The rating agency said in a statement that the change reflects the direct downside risk that tariffs will hurt demand for hardware, as well as the likely second-order effects of weaker consumer spending and economic growth globally as tariff wars affect consumer confidence.
According to Fitch, compared to other regions, the APAC tech sector has greater exposure to these issues.
The region is the main assembly center for the world’s technology hardware, as well as the dominant manufacturer of most of the sector supply chain’s component parts.
It noted that consumer technology hardware items are typically discretionary purchases, easily deferred if consumers’ confidence wanes or their spending slows.
“We expect the US to be a tough market for consumer technology products this year,” it said.
On April 8, 2025, Fitch revised the outlooks on the US retail and consumer products sectors to ‘deteriorating’, from ‘neutral’.
Some companies with exposure to discretionary categories have already experienced negative rating actions, although most Fitch-rated US retailers and consumer product companies have sufficient rating headroom, which should support their ratings stability through the current volatility.
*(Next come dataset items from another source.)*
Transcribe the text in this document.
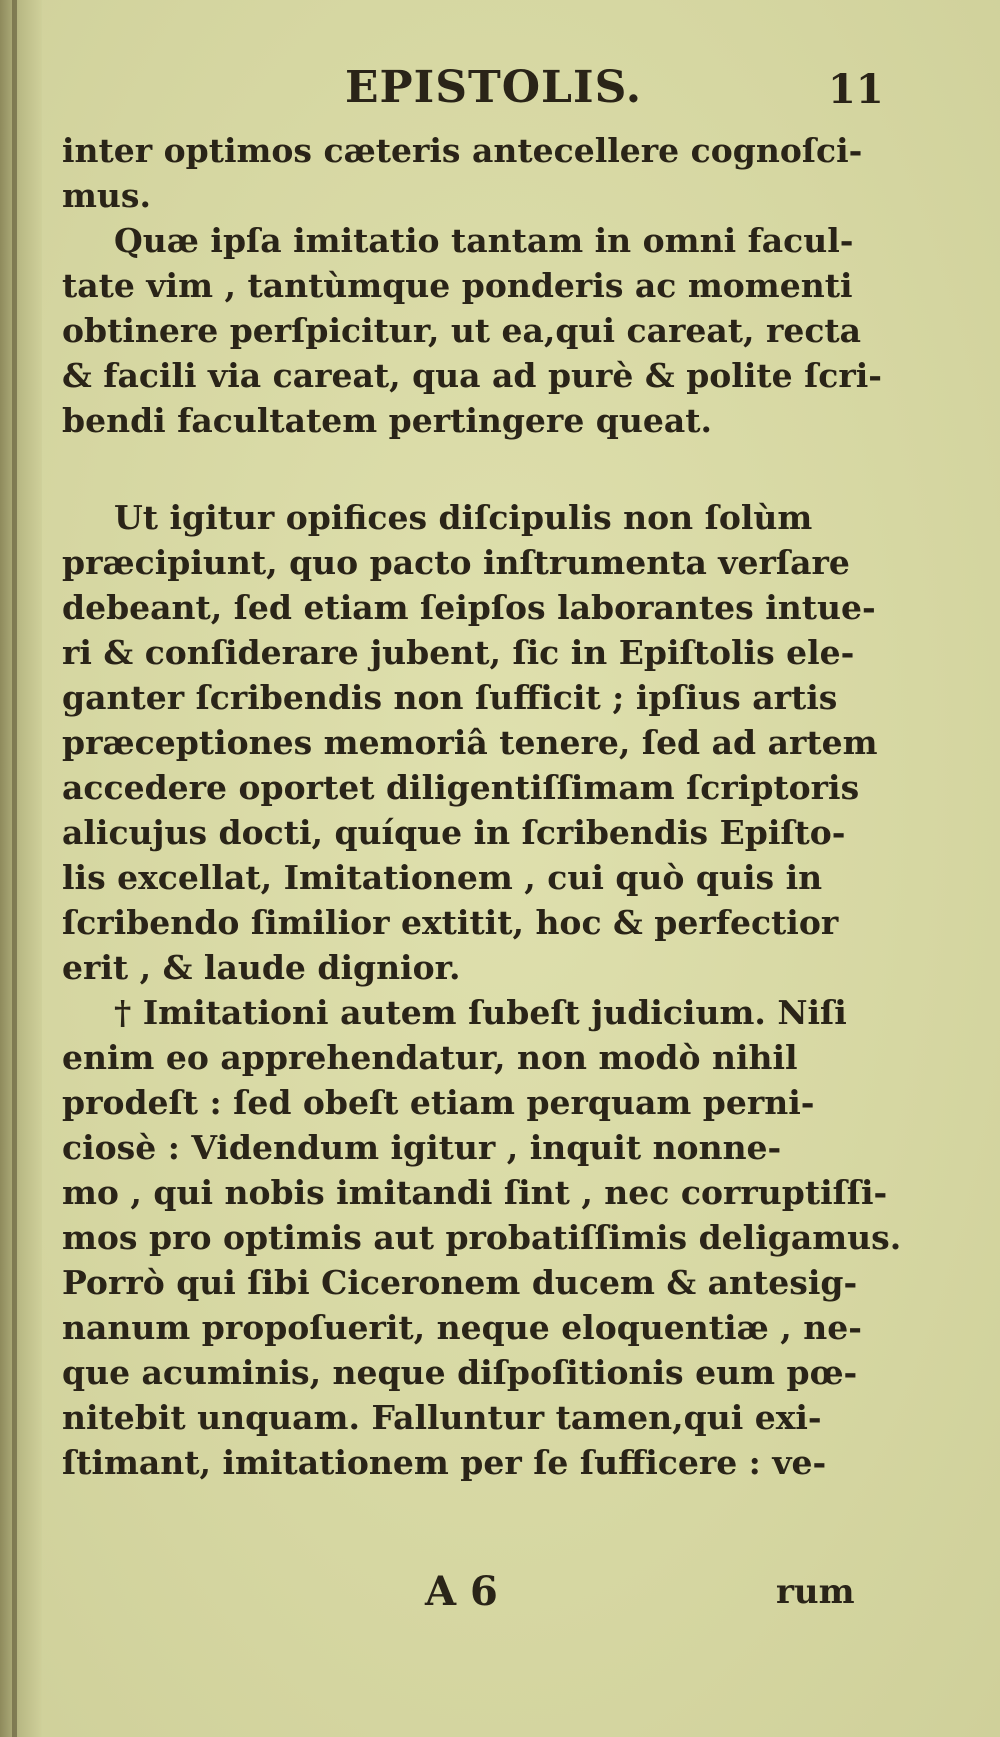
EPISTOLIS.	11

inter optimos cæteris antecellere cognoſci-
mus.

Quæ ipſa imitatio tantam in omni facul-
tate vim , tantùmque ponderis ac momenti
obtinere perſpicitur, ut ea,qui careat, recta
& facili via careat, qua ad purè & polite ſcri-
bendi facultatem pertingere queat.

Ut igitur opifices diſcipulis non ſolùm
præcipiunt, quo pacto inſtrumenta verſare
debeant, ſed etiam ſeipſos laborantes intue-
ri & conſiderare jubent, ſic in Epiſtolis ele-
ganter ſcribendis non ſufficit ; ipſius artis
præceptiones memoriâ tenere, ſed ad artem
accedere oportet diligentiſſimam ſcriptoris
alicujus docti, quíque in ſcribendis Epiſto-
lis excellat, Imitationem , cui quò quis in
ſcribendo ſimilior extitit, hoc & perfectior
erit , & laude dignior.

† Imitationi autem ſubeſt judicium. Niſi
enim eo apprehendatur, non modò nihil
prodeſt : ſed obeſt etiam perquam perni-
ciosè : Videndum igitur , inquit nonne-
mo , qui nobis imitandi ſint , nec corruptiſſi-
mos pro optimis aut probatiſſimis deligamus.
Porrò qui ſibi Ciceronem ducem & antesig-
nanum propoſuerit, neque eloquentiæ , ne-
que acuminis, neque diſpoſitionis eum pœ-
nitebit unquam. Falluntur tamen,qui exi-
ſtimant, imitationem per ſe ſufficere : ve-

A 6	rum
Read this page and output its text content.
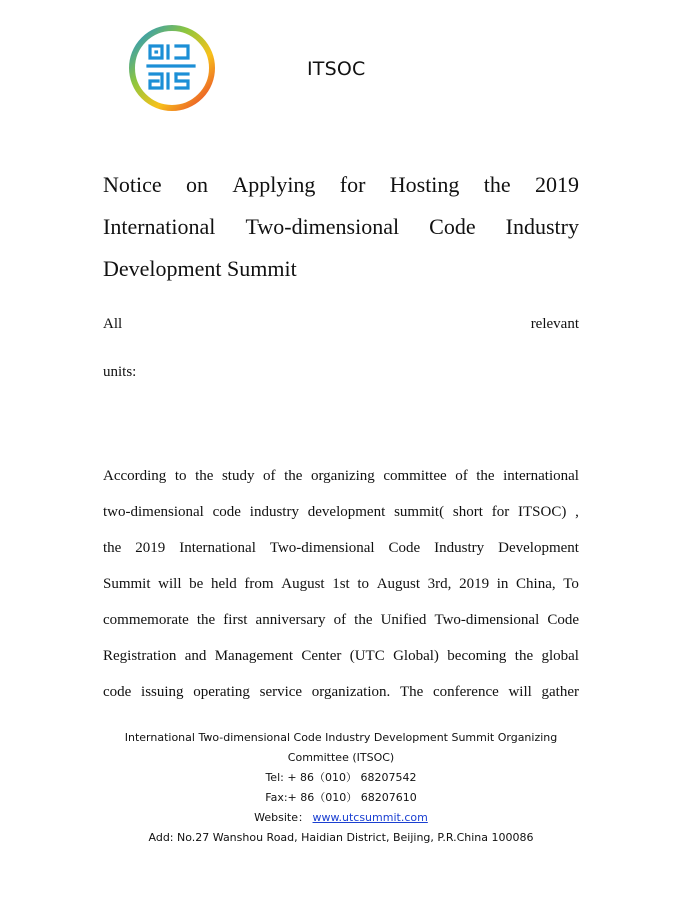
ITSOC
Notice on Applying for Hosting the 2019
International Two-dimensional Code Industry
Development Summit
All	relevant
units:
According to the study of the organizing committee of the international
two-dimensional code industry development summit( short for ITSOC) ,
the 2019 International Two-dimensional Code Industry Development
Summit will be held from August 1st to August 3rd, 2019 in China, To
commemorate the first anniversary of the Unified Two-dimensional Code
Registration and Management Center (UTC Global) becoming the global
code issuing operating service organization. The conference will gather
International Two-dimensional Code Industry Development Summit Organizing
Committee (ITSOC)
Tel: + 86（010） 68207542
Fax:+ 86（010） 68207610
Website： www.utcsummit.com
Add: No.27 Wanshou Road, Haidian District, Beijing, P.R.China 100086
The rating agency also highlighted that APAC technology hardware businesses also face tough conditions in other major markets.
“We forecast consumer spending growth in the eurozone, Japan and the United Kingdom, will be weak, at 1 percent, 0.7 percent and 0.9 percent, respectively, in 2025,
“Our forecast for consumer spending growth in China is relatively robust for 2025, at 3.3 percent, but this is still below the 4.3 percent we had projected in December 2024,” it added.
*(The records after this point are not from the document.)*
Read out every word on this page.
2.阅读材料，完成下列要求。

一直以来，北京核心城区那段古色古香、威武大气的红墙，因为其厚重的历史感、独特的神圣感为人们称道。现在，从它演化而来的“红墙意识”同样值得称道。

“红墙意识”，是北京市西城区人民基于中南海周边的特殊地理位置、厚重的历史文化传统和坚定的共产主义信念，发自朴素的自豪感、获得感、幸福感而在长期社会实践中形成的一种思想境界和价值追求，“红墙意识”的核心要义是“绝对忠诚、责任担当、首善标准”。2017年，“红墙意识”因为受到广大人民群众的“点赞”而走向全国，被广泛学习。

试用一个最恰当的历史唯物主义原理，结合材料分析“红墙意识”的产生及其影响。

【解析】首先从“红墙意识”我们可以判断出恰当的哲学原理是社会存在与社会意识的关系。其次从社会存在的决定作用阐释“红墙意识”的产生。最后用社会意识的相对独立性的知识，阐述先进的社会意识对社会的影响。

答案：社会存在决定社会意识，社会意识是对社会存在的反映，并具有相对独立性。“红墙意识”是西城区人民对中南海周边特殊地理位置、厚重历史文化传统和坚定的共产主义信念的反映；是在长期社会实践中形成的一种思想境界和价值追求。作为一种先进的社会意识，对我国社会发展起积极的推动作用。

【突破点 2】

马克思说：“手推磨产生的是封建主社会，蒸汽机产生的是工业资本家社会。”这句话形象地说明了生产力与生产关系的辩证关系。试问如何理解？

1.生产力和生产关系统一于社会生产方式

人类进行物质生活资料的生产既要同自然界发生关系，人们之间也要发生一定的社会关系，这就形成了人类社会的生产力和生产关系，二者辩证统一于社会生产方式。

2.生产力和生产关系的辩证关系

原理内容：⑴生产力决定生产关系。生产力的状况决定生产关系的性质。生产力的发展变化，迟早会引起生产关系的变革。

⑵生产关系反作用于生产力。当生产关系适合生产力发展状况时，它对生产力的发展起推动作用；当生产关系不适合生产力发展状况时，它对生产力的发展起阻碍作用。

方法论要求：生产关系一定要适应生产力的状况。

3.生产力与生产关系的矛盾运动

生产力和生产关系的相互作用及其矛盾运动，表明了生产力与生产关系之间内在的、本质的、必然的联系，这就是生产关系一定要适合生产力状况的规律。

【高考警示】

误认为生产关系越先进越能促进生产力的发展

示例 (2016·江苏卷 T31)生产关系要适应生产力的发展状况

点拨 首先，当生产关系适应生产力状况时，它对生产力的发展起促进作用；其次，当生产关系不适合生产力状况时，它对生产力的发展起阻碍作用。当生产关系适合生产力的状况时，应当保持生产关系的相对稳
According to Fitch, its rated APAC technology hardware companies will be less affected than most of their non-rated APAC peers and competitors, as rated entities are generally larger, more diversified and have greater financial flexibility.
“However, within our rated portfolio, we believe Renesas (BBB/Stable) and LG Electronics (BBB/Stable) have the lowest rating headroom,” it said.
It also highlighted that the outlook for different segments within the APAC semiconductor sector continues to diverge.
“We expect artificial intelligence (AI)-related demand will remain strong, but non-AI demand will be weak, with greater exposure to the likely tariff-related fall-off in demand for consumer electronics,
“The semiconductor industry faces ongoing supply chain challenges, which could affect production timelines and cost structures throughout 2025,” it said.
Fitch has a ‘neutral’ outlook for 2025 on the Chinese internet sub-segment.
It expects the internet majors’ strong business profiles, robust margins and large net cash positions to support their credit profiles, but their performance may diverge further.
“This is partly because we believe the mix of challenges and growth opportunities facing the market – including weak consumer spending, intense competition, and further deployment of AI across internet services – will have an uneven impact on the majors’ operational performance,” it said.
It also opined that the outlook for the Indian information technology (IT) services sub-segment remains ‘neutral’.
“We expect the sub-segment’s revenue growth to be affected by the slowdown in global economic growth caused by tariff uncertainty, leading to more cautious customer spending on external IT services,
“However, revenue and earnings before interest, taxes, depreciation, and amortization (EBITDA) growth will still be positive,” it said.